Kurt-schrader Congressman Kurt Schrader
A bill to encourage faster development of generic drugs has picked up 13 co-sponsors since the pricing controversy over anti-allergy EpiPen auto-injectors erupted, prompting its sponsor to hope it passes this year.

“The more we wait, the more they’ll rip off the consumer,” Rep. Kurt Schrader, D-Ore., said Friday.

Schrader introduced the bill with Rep. Gus Bilirakis, R-Fla., in March in response to Turing Pharmaceutical’s decision to raise the price of Daraprim, used to treat life-threatening toxoplasmosis, from $13.50 to $750.

“Some of our most vulnerable constituents depend on access to life-saving pharmaceuticals,” Schrader said. “We know many of these patients’ costs could be lowered if generic competitors were available. Our bipartisan proposal will encourage generic competition, lower drug costs, and allow treatments to come to market faster.”

Schrader and Bilirakis were the only sponsors of the bill until Sept. 6. Since then, 10 Democrats and three Republicans have signed on as co-sponsors, citing the EpiPen pricing issue.

Blue Dog Democrats, a group of 14 fiscal conservatives co-chaired by Schrader, endorsed the bill Wednesday as Mylan Pharmaceutical CEO Heather Bresch defended the company’s EpiPen price hike before the House Oversight and Government Reform Committee. The injector, used to treat anaphylaxis caused by food allergies or bee stings with the hormone epinephrine, went from $100 in 2007 to $608 for a two-pack today.

Bresch told lawmakers most people don’t pay the list price. She said 85 percent of people using EpiPens pay less than $100 for the two-pack and more than 50 percent pay less than $50.

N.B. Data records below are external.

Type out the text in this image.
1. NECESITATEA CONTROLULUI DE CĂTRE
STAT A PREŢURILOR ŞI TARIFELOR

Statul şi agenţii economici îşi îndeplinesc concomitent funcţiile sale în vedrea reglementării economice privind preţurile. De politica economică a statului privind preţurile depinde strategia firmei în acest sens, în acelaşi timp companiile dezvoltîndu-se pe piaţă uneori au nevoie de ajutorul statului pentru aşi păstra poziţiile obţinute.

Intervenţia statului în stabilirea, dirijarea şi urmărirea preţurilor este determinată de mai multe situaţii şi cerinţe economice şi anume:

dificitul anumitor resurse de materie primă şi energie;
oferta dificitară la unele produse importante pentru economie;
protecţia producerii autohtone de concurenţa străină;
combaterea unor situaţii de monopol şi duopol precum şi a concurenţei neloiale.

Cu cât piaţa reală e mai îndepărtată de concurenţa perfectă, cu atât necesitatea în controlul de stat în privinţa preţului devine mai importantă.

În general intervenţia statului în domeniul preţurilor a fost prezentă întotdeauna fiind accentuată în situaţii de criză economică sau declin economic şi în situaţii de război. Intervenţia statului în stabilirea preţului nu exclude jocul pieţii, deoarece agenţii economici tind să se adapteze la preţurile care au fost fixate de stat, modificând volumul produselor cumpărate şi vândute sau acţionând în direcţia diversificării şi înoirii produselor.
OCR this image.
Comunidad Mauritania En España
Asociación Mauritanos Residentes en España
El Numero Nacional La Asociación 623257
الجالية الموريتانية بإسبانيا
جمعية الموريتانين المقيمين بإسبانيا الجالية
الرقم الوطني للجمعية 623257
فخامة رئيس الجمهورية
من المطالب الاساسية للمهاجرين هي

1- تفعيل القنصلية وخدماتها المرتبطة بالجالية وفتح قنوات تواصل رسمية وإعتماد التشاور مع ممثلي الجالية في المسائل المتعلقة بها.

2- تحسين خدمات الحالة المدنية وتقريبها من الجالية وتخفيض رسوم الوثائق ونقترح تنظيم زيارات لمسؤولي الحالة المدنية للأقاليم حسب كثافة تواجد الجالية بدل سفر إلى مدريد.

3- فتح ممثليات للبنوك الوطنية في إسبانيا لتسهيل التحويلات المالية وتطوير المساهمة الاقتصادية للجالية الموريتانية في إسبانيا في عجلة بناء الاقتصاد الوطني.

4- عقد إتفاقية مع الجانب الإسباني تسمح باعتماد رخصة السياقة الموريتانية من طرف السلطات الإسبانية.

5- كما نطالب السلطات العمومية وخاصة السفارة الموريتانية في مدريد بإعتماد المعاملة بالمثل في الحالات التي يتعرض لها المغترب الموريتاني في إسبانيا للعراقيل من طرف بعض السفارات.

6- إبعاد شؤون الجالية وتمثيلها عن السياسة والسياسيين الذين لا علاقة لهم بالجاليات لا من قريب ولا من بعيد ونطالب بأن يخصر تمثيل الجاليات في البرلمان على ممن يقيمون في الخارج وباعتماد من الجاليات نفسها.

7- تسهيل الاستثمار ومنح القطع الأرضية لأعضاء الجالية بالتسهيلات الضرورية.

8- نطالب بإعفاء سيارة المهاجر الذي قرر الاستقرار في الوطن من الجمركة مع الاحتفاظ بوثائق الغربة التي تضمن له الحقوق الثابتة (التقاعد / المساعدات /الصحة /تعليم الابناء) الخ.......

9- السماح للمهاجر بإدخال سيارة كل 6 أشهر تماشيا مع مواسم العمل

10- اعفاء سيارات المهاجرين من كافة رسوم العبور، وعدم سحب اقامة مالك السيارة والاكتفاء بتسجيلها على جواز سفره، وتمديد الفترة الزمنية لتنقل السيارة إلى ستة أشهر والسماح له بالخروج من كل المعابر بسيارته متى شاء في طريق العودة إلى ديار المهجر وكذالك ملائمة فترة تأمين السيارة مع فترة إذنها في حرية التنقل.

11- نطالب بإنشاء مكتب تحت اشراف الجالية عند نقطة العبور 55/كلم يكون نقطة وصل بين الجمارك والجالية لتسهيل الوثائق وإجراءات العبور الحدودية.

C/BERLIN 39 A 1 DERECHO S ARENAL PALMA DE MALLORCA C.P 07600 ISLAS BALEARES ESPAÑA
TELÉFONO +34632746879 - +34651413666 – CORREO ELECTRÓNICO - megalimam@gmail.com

Chip Davis, president of the Generic Pharmaceutical Association, noted that AARP has identified brand and specialty drugs as “the key drivers of rising drug costs” while generic drug prices “continue to decline.”

The Pharmaceutical Research and Manufacturers of America, which represents drug companies, did not immediately respond Friday to a request for comment on Schrader’s bill.

Mylan acquired the rights to the EpiPen nine years ago. No equivalent generic alternative is available.

Schrader’s bill would encourage drug companies to develop generic versions of their branded products and accelerate the process the Food and Drug Administration takes to approve them so a product could hit the market within six months. A similar Senate bill was introduced by Sens. Claire McCaskill, D-Mo., and Susan Collins, R-Maine.

Schrader, in an interview in his office Friday, called it a “good, market-based approach” that would spur competition and prevent price gouging by limiting the time any company had monopoly control over a drug product.

He said two companies are already considering generic versions of an epinephrine-delivery drug, as is Mylan.